Immersion Cooling for AI Workloads:
Single-Phase vs Two-Phase
and the Infrastructure Implications
AI GPU racks at 50–100 kW cannot be cooled by air. Immersion cooling removes heat directly from the chip — but single-phase and two-phase systems have radically different facility infrastructure requirements.
The AI infrastructure buildout is breaking the assumptions that data centre MEP engineering has been built on for 30 years. GPU clusters for large language model training regularly exceed 50 kW per rack. The most dense AI accelerator configurations reach 100–120 kW per rack. Air cooling — even in the most optimised configurations, with best-in-class containment, high-efficiency CRAH units, and precision underfloor delivery — cannot remove heat at this density. The physics simply do not permit it.

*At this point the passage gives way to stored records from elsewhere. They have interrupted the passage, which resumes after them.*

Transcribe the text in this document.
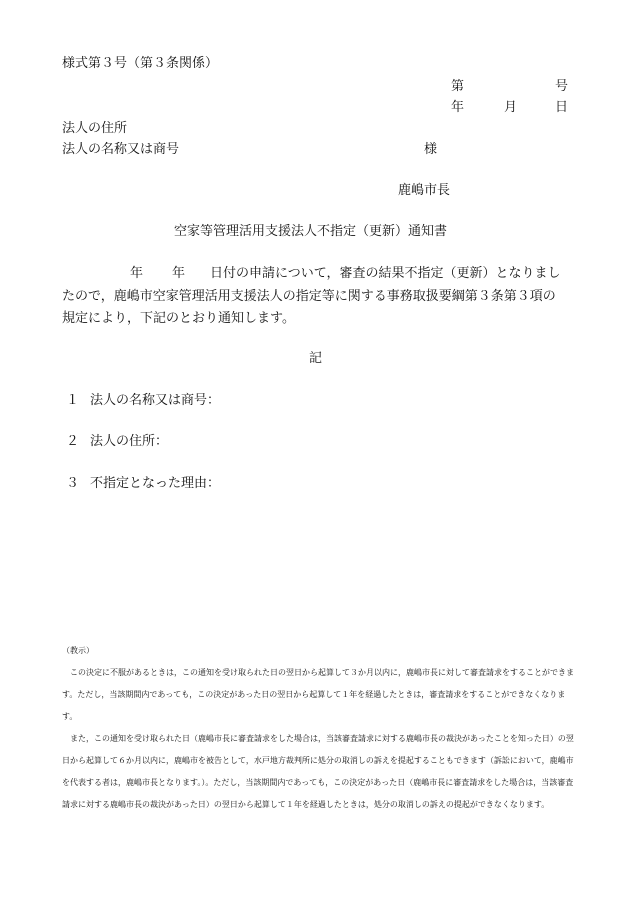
様式第３号（第３条関係）
第	号
年	月	日
法人の住所
法人の名称又は商号	様
鹿嶋市長
空家等管理活用支援法人不指定（更新）通知書
年 年 日付の申請について，審査の結果不指定（更新）となりまし
たので，鹿嶋市空家管理活用支援法人の指定等に関する事務取扱要綱第３条第３項の
規定により，下記のとおり通知します。
記
１ 法人の名称又は商号：
２ 法人の住所：
３ 不指定となった理由：

（教示）

この決定に不服があるときは，この通知を受け取られた日の翌日から起算して３か月以内に，鹿嶋市長に対して審査請求をすることができます。ただし，当該期間内であっても，この決定があった日の翌日から起算して１年を経過したときは，審査請求をすることができなくなります。

また，この通知を受け取られた日（鹿嶋市長に審査請求をした場合は，当該審査請求に対する鹿嶋市長の裁決があったことを知った日）の翌日から起算して６か月以内に，鹿嶋市を被告として，水戸地方裁判所に処分の取消しの訴えを提起することもできます（訴訟において，鹿嶋市を代表する者は，鹿嶋市長となります。）。ただし，当該期間内であっても，この決定があった日（鹿嶋市長に審査請求をした場合は，当該審査請求に対する鹿嶋市長の裁決があった日）の翌日から起算して１年を経過したときは，処分の取消しの訴えの提起ができなくなります。
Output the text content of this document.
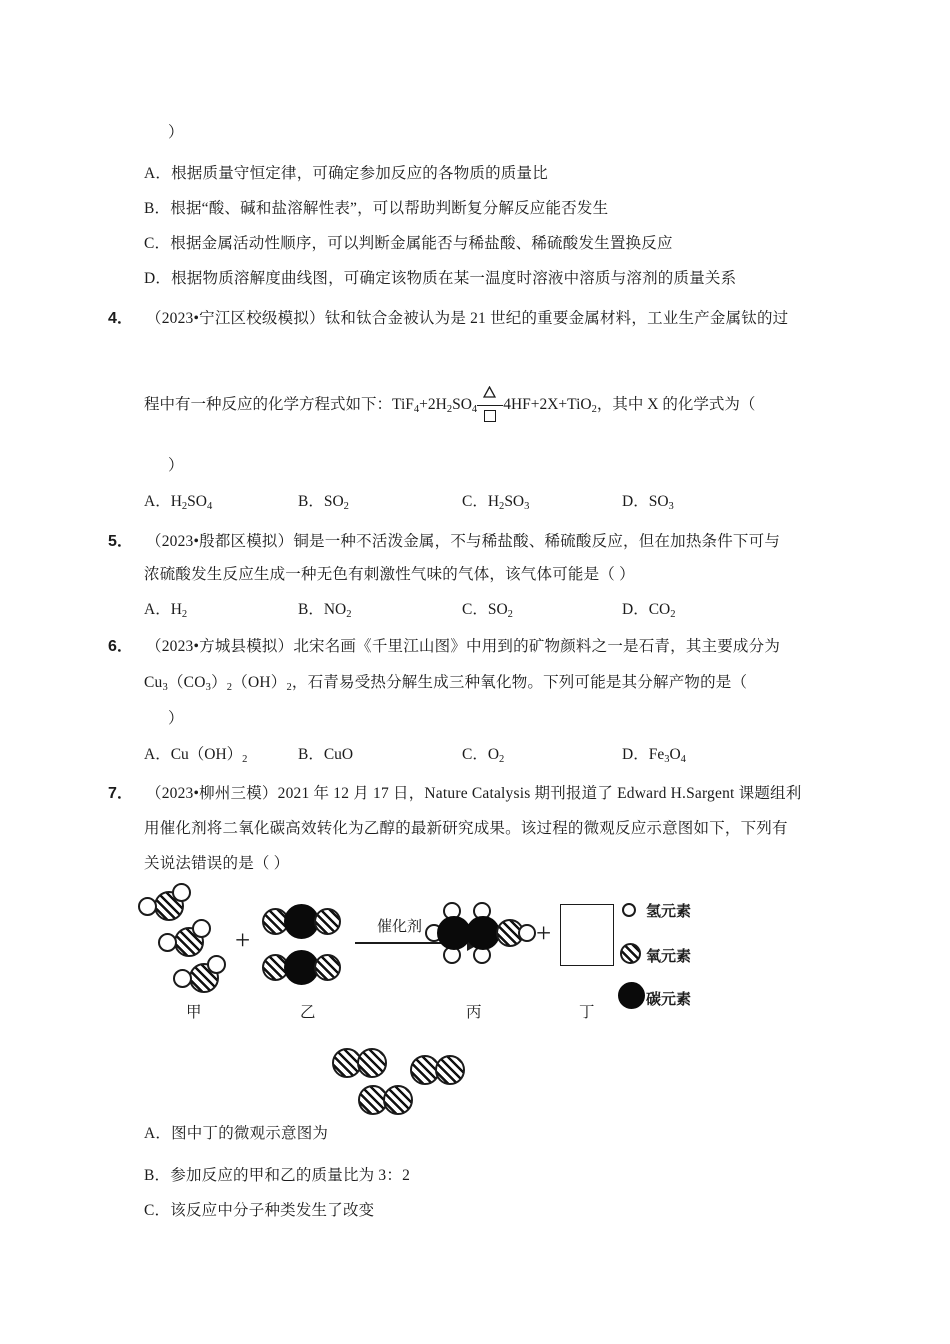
）
A．根据质量守恒定律，可确定参加反应的各物质的质量比
B．根据“酸、碱和盐溶解性表”，可以帮助判断复分解反应能否发生
C．根据金属活动性顺序，可以判断金属能否与稀盐酸、稀硫酸发生置换反应
D．根据物质溶解度曲线图，可确定该物质在某一温度时溶液中溶质与溶剂的质量关系
4． （2023•宁江区校级模拟）钛和钛合金被认为是 21 世纪的重要金属材料，工业生产金属钛的过
程中有一种反应的化学方程式如下：$TiF_4+2H_2SO_4$ 4HF+2X+TiO$_2$，其中 X 的化学式为（
）
A．$H_2SO_4$	B．$SO_2$	C．$H_2SO_3$	D．$SO_3$
5． （2023•殷都区模拟）铜是一种不活泼金属，不与稀盐酸、稀硫酸反应，但在加热条件下可与
浓硫酸发生反应生成一种无色有刺激性气味的气体，该气体可能是（ ）
A．$H_2$	B．$NO_2$	C．$SO_2$	D．$CO_2$
6． （2023•方城县模拟）北宋名画《千里江山图》中用到的矿物颜料之一是石青，其主要成分为
$Cu_3(CO_3)_2(OH)_2$，石青易受热分解生成三种氧化物。下列可能是其分解产物的是（
）
A．$Cu(OH)_2$	B．CuO	C．$O_2$	D．$Fe_3O_4$
7． （2023•柳州三模）2021 年 12 月 17 日，Nature Catalysis 期刊报道了 Edward H.Sargent 课题组利
用催化剂将二氧化碳高效转化为乙醇的最新研究成果。该过程的微观反应示意图如下，下列有
关说法错误的是（ ）
甲
+
乙
催化剂
丙
+
丁
氢元素
氧元素
碳元素
A．图中丁的微观示意图为
B．参加反应的甲和乙的质量比为 3：2
C．该反应中分子种类发生了改变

Immersion cooling removes heat directly from electronic components by submerging them in a thermally conductive, electrically non-conductive dielectric fluid. Heat transfers from the component directly to the fluid — which is then cooled externally. There are no fans, no airflow paths, no hot aisle containment strategies. The thermal resistance between chip and coolant is orders of magnitude lower than between chip and air. This is why immersion cooling is the only technically viable path for the highest-density AI workloads — and why every hyperscaler building AI infrastructure at scale is evaluating or deploying it.
Why Air Cooling Fails Above 20–25 kW/Rack
The fundamental constraint is the heat capacity of air. Air has a specific heat capacity of approximately 1.006 kJ/kg·K and a density of 1.2 kg/m³ at standard conditions. Moving enough air through a rack to remove 50 kW of heat while maintaining an acceptable temperature rise requires airflow volumes that create unmanageable velocity, noise, and pressure drop conditions in the server room.
The airflow arithmetic: To remove 50 kW with a 15°C supply/return air temperature differential requires approximately 2,800 m³/hr of airflow through a single rack. A standard rack is 600mm wide × 1000mm deep. The resulting air velocity through the rack is over 12 m/s — generating noise exceeding NC 65 and back-pressure that defeats server fan designs. This is why ‘high-density’ air-cooled data centre designs typically cap at 20–25 kW/rack, not 50–100 kW.
Single-Phase vs Two-Phase Immersion: The Technology Choice
Two distinct immersion cooling technologies are in commercial deployment. They share the same fundamental principle — submerging electronics in dielectric fluid — but differ in how the fluid absorbs and rejects heat.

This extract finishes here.